Here, the “substituent” specifically includes a hydroxy group, an amino group, and the like. Specific examples of the “linking group” include an amide group, an ester group, and an ether group.
The long chain aliphatic alkylamine may be in the form of a salt. Examples of the amine salt include acid neutralized acid salts. Examples of the acid used for neutralization include hydrochloric acid, sulfuric acid, nitric acid, phosphoric acid, glycolic acid, lactic acid, citric acid, polyacrylic acid, paratoluenesulfonic acid, cumenesulfonic acid, and the like. Two or more types may be used in combination.
As the long-chain aliphatic alkylamine, a tertiary amine represented by the following formula (II) and / or a salt thereof is particularly suitable.

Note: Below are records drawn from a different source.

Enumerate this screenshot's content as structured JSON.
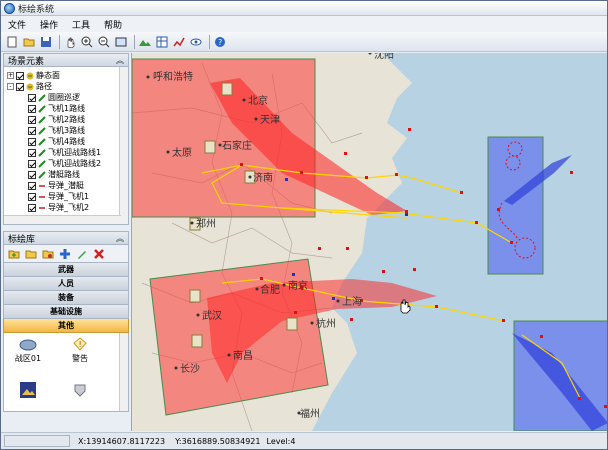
{
  "window": {
    "title": "标绘系统"
  },
  "menu": [
    "文件",
    "操作",
    "工具",
    "帮助"
  ],
  "toolbar_icons": [
    "new-file-icon",
    "open-folder-icon",
    "save-icon",
    "pan-icon",
    "zoom-in-icon",
    "zoom-out-icon",
    "full-extent-icon",
    "terrain-icon",
    "grid-icon",
    "line-chart-icon",
    "eye-icon",
    "help-icon"
  ],
  "scene_panel": {
    "title": "场景元素",
    "items": [
      {
        "label": "静态面",
        "level": 1,
        "checked": true,
        "expander": "+"
      },
      {
        "label": "路径",
        "level": 1,
        "checked": true,
        "expander": "-"
      },
      {
        "label": "圆圈巡逻",
        "level": 2,
        "checked": true
      },
      {
        "label": "飞机1路线",
        "level": 2,
        "checked": true
      },
      {
        "label": "飞机2路线",
        "level": 2,
        "checked": true
      },
      {
        "label": "飞机3路线",
        "level": 2,
        "checked": true
      },
      {
        "label": "飞机4路线",
        "level": 2,
        "checked": true
      },
      {
        "label": "飞机迎战路线1",
        "level": 2,
        "checked": true
      },
      {
        "label": "飞机迎战路线2",
        "level": 2,
        "checked": true
      },
      {
        "label": "潜艇路线",
        "level": 2,
        "checked": true
      },
      {
        "label": "导弹_潜艇",
        "level": 2,
        "checked": true
      },
      {
        "label": "导弹_飞机1",
        "level": 2,
        "checked": true
      },
      {
        "label": "导弹_飞机2",
        "level": 2,
        "checked": true
      }
    ]
  },
  "library_panel": {
    "title": "标绘库",
    "categories": [
      "武器",
      "人员",
      "装备",
      "基础设施",
      "其他"
    ],
    "active_category": "其他",
    "symbols": [
      {
        "label": "战区01",
        "icon": "ellipse-icon"
      },
      {
        "label": "警告",
        "icon": "warning-icon"
      },
      {
        "label": "",
        "icon": "image-icon"
      },
      {
        "label": "",
        "icon": "shield-icon"
      }
    ]
  },
  "map": {
    "cities": [
      "呼和浩特",
      "北京",
      "天津",
      "石家庄",
      "太原",
      "济南",
      "郑州",
      "合肥",
      "南京",
      "上海",
      "武汉",
      "杭州",
      "南昌",
      "长沙",
      "福州",
      "沈阳"
    ],
    "colors": {
      "red_zone": "#ff3b3b",
      "blue_zone": "#5b6cf0",
      "route": "#ffd400",
      "point": "#e01010"
    }
  },
  "status": {
    "x": "X:13914607.8117223",
    "y": "Y:3616889.50834921",
    "level": "Level:4"
  }
}
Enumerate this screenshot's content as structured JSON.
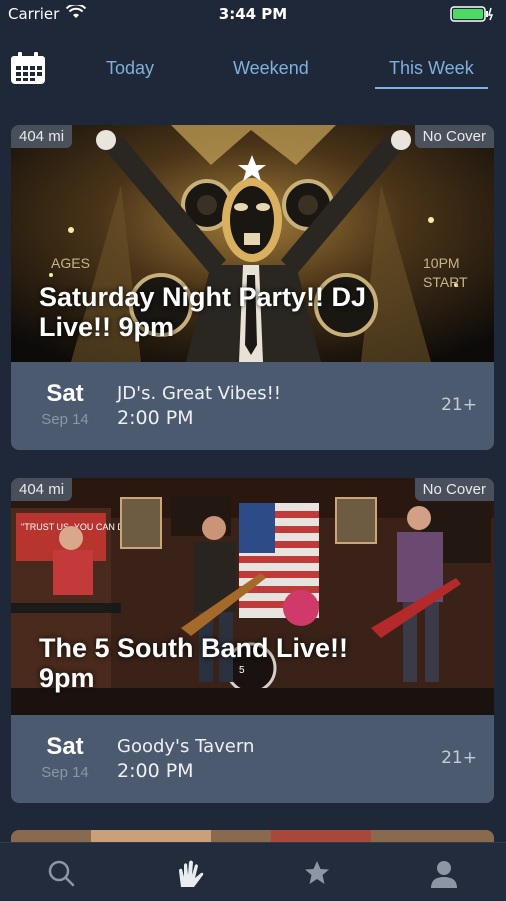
{
  "status": {
    "carrier": "Carrier",
    "time": "3:44 PM"
  },
  "tabs": [
    "Today",
    "Weekend",
    "This Week"
  ],
  "events": [
    {
      "distance": "404 mi",
      "cover": "No Cover",
      "title_line1": "Saturday Night Party!!  DJ",
      "title_line2": "Live!!  9pm",
      "day": "Sat",
      "date": "Sep 14",
      "venue": "JD's.  Great Vibes!!",
      "time": "2:00 PM",
      "age": "21+",
      "poster_text_left": "AGES",
      "poster_text_right_1": "10PM",
      "poster_text_right_2": "START"
    },
    {
      "distance": "404 mi",
      "cover": "No Cover",
      "title_line1": "The 5 South Band Live!!",
      "title_line2": "9pm",
      "day": "Sat",
      "date": "Sep 14",
      "venue": "Goody's Tavern",
      "time": "2:00 PM",
      "age": "21+",
      "poster_text_sign": "\"TRUST US, YOU CAN DANCE.\""
    }
  ],
  "tabbar": [
    "search-icon",
    "events-hand-icon",
    "favorites-star-icon",
    "profile-icon"
  ],
  "colors": {
    "accent": "#7fb0de",
    "background": "#1f2838",
    "card": "#4c5a6f"
  }
}
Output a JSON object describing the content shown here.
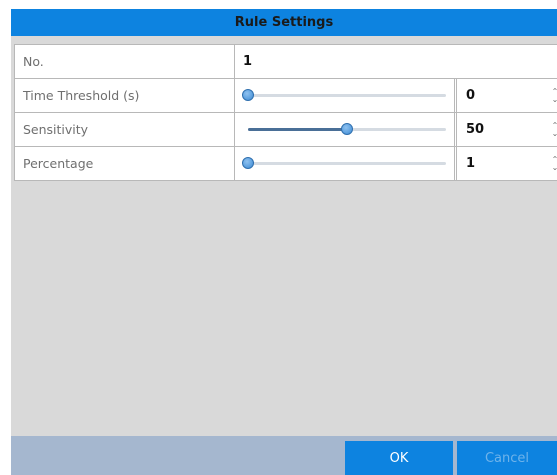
{
  "dialog": {
    "title": "Rule Settings",
    "rows": {
      "no": {
        "label": "No.",
        "value": "1"
      },
      "time_threshold": {
        "label": "Time Threshold (s)",
        "value": "0",
        "slider_fraction": 0.0
      },
      "sensitivity": {
        "label": "Sensitivity",
        "value": "50",
        "slider_fraction": 0.5
      },
      "percentage": {
        "label": "Percentage",
        "value": "1",
        "slider_fraction": 0.0
      }
    },
    "buttons": {
      "ok": "OK",
      "cancel": "Cancel"
    }
  },
  "colors": {
    "accent": "#0d83e0",
    "panel": "#d9d9d9",
    "footer": "#a5b7cf",
    "slider_fill": "#4a6f97"
  },
  "icons": {
    "spinner": "up-down-spinner-icon"
  }
}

In the above formula (II), R3 is a hydrocarbon group having 7 to 28 carbon atoms, which may be linear or branched, saturated or unsaturated, It may contain a substituent. R3 may have a linking group such as an amide group, an ester group or an ether group in its chain, and an amide group or an ester group is preferably used as the linking group. In addition, when R3 contains a substituent or a linking group, the carbon number in the substituent and the linking group is not included in the carbon number of R3.
Among them, -R3 is "-R6-W" (wherein R6 is a linear or branched alkylene group having 1 to 4 carbon atoms, preferably 1 to 3 carbon atoms. -W is -NHCO-R7 or -OOC-R8, R7 is a hydrocarbon group having 7 to 23 carbon atoms, preferably 7 to 21, more preferably 9 to 19, and R8 is a hydrocarbon group having 11 to 23 carbon atoms, preferably 12 to 20 carbon atoms. R7 and R8 may be linear or branched and may be saturated or unsaturated.). R7 and R8 are preferably linear. R7 and R8 are preferably saturated.
R4 is a hydrocarbon group having 1 to 25 carbon atoms. R4 may be linear or branched, may be saturated or unsaturated, and may further contain a substituent. R4 may have a linking group such as an amide group, an ester group or an ether group in the chain. Of these, a linear or branched alkyl group having 1 to 4 carbon atoms and a linear or branched hydroxyalkyl group having 1 to 4 carbon atoms are preferably used.
R5 is any one of a linear or branched alkyl group having 1 to 4 carbon atoms, a linear or branched hydroxyalkyl group having 1 to 4 carbon atoms, and a polyoxyethylene group having 1 to 3 EO addition moles. Yes, a linear or branched alkyl group having 1 to 4 carbon atoms or a linear or branched hydroxyalkyl group having 1 to 4 carbon atoms is preferably used.
Among the above formulas (II), tertiary amines represented by the following formula (III) and / or salts thereof are more preferable.

In formula (III), R10 and R11 are each independently a linear or branched alkyl group having 1 to 4 carbon atoms, or a linear or branched hydroxyalkyl group having 1 to 4 carbon atoms.
R12 is a linear or branched alkylene group having 1 to 4 carbon atoms.
Z- is a group represented by the following formula (IV) or (V).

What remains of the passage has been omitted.